13 Par requête déposée au greffe de la Cour le 29 avril 1993, la FEBMA a demandé à intervenir à l'appui des conclusions de la partie défenderesse dans l'affaire NTN/Conseil. La demande en intervention a été admise par ordonnance du président de la Cour du 15 septembre 1993.
14 Par requêtes déposées au greffe de la Cour respectivement le 18 mai 1993 et le 24 mai 1993, la Commission et la FEBMA ont demandé à intervenir à l'appui des conclusions de la partie défenderesse dans l'affaire Koyo Seiko/Conseil. Les demandes en intervention de la Commission et de la FEBMA ont été admises, respectivement, par ordonnance du président de la Cour du 16 juin 1993 et du 15 septembre 1993.
15 Par acte séparé, en date du 28 juillet 1993, Koyo Seiko a demandé à ce qu'il plaise à la Cour d'ordonner au Conseil de produire la proposition que la Commission a adressée le 15 février 1991 aux membres du comité consultatif antidumping, ainsi que tout document ou lettre subséquent envoyé par la Commission aux membres dudit comité et ayant trait à cette proposition.
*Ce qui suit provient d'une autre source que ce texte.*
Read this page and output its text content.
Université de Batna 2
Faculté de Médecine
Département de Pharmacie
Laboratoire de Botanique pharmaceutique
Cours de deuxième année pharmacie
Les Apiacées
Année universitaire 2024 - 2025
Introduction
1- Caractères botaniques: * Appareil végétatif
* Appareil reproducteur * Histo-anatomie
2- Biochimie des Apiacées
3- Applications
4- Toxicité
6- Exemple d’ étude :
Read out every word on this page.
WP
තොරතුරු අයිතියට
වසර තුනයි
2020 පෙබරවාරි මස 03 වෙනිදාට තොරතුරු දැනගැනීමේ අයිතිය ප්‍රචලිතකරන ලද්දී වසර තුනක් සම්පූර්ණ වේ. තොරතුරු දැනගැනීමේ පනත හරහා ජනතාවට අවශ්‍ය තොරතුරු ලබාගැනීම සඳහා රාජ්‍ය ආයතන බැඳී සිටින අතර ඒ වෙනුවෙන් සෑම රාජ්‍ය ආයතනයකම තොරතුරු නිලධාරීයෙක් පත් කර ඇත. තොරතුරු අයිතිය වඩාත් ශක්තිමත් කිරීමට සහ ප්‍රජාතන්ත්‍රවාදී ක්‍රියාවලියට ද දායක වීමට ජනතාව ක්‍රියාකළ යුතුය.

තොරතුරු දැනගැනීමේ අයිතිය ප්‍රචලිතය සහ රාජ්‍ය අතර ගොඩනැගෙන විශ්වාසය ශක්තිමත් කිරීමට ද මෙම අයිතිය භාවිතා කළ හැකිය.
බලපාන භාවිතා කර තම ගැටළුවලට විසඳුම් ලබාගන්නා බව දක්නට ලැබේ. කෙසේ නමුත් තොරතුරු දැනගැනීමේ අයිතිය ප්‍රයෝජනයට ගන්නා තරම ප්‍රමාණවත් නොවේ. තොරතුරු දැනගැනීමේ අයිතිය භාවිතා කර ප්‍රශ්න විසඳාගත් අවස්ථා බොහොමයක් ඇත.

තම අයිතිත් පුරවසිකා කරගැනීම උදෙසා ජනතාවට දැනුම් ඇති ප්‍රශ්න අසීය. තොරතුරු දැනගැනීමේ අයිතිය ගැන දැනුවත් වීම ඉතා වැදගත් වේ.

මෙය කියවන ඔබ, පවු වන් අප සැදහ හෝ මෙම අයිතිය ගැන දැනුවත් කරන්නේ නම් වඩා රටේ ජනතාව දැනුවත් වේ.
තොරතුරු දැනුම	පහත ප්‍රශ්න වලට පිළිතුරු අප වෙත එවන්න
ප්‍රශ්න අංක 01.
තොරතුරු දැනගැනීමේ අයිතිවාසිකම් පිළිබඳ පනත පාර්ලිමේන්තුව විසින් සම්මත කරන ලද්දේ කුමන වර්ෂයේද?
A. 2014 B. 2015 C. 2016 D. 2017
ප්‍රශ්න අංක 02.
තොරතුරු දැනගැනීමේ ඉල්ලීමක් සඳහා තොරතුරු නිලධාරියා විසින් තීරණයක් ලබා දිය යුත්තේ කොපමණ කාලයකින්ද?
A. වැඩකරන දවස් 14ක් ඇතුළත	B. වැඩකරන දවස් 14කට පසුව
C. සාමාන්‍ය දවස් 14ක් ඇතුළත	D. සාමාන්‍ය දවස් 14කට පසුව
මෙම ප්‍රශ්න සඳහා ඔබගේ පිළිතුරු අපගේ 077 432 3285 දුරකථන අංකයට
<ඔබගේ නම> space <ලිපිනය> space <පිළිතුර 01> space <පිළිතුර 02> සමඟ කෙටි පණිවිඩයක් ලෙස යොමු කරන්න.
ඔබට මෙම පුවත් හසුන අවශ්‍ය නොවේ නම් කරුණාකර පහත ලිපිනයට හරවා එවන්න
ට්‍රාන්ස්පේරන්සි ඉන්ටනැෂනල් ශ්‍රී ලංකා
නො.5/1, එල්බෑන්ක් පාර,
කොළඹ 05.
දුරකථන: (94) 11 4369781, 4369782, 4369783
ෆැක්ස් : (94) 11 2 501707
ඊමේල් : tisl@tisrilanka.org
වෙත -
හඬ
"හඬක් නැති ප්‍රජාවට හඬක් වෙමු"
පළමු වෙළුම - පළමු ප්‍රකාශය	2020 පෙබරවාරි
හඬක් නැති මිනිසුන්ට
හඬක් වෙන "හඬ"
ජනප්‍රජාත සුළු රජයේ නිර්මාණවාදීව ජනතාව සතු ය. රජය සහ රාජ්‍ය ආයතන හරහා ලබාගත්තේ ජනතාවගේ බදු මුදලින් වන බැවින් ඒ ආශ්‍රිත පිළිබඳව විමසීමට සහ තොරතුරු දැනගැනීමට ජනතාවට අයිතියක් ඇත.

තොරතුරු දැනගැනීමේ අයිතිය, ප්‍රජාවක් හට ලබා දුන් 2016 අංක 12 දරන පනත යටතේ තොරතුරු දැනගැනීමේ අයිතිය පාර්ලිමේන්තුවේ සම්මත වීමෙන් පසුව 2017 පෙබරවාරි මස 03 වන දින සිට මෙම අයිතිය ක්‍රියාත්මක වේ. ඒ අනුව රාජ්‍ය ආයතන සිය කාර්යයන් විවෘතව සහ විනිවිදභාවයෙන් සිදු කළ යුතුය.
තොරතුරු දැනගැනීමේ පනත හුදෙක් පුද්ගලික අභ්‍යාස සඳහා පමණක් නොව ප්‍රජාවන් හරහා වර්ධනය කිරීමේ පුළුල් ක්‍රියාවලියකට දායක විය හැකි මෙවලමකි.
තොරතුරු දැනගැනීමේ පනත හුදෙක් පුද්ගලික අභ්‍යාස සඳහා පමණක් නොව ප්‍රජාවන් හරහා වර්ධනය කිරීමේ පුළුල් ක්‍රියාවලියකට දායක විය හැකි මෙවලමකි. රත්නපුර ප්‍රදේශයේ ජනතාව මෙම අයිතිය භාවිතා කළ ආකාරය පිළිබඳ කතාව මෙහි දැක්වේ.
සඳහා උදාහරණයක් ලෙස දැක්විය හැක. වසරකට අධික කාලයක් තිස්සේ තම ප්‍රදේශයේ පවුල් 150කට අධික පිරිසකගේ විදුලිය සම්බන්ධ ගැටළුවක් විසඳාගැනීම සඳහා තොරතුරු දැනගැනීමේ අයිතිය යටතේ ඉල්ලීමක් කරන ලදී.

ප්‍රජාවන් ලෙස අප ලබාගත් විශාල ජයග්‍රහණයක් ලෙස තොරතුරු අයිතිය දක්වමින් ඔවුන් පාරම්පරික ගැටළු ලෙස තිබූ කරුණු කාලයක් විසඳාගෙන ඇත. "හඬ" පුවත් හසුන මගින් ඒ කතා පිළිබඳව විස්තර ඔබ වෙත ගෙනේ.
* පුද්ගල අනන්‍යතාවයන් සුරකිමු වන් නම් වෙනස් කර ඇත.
Le Conseil a présenté ses observations sur cette demande le 20 août 1993.
16 Par ordonnances du 18 avril 1994, la Cour a renvoyé les présentes affaires devant le Tribunal, en application de l'article 4 de la décision 93-350-Euratom, CECA, CEE du Conseil, du 8 juin 1993, modifiant la décision 88-591-CECA, CEE, Euratom instituant le Tribunal de première instance des Communautés européennes (JO L 144, p. 21), et de la décision 94-149-CECA, CE du Conseil, du 7 mars 1994 (JO L 66, p. 29).
17 Sur rapport du juge rapporteur, le Tribunal (troisième chambre élargie) a décidé d'ouvrir la procédure orale sans procéder à des mesures d'instruction préalables.
18 Les parties ont été entendues en leurs plaidoiries et en leurs réponses aux questions orales du Tribunal lors des audiences publiques qui se sont déroulées le 19 octobre 1994.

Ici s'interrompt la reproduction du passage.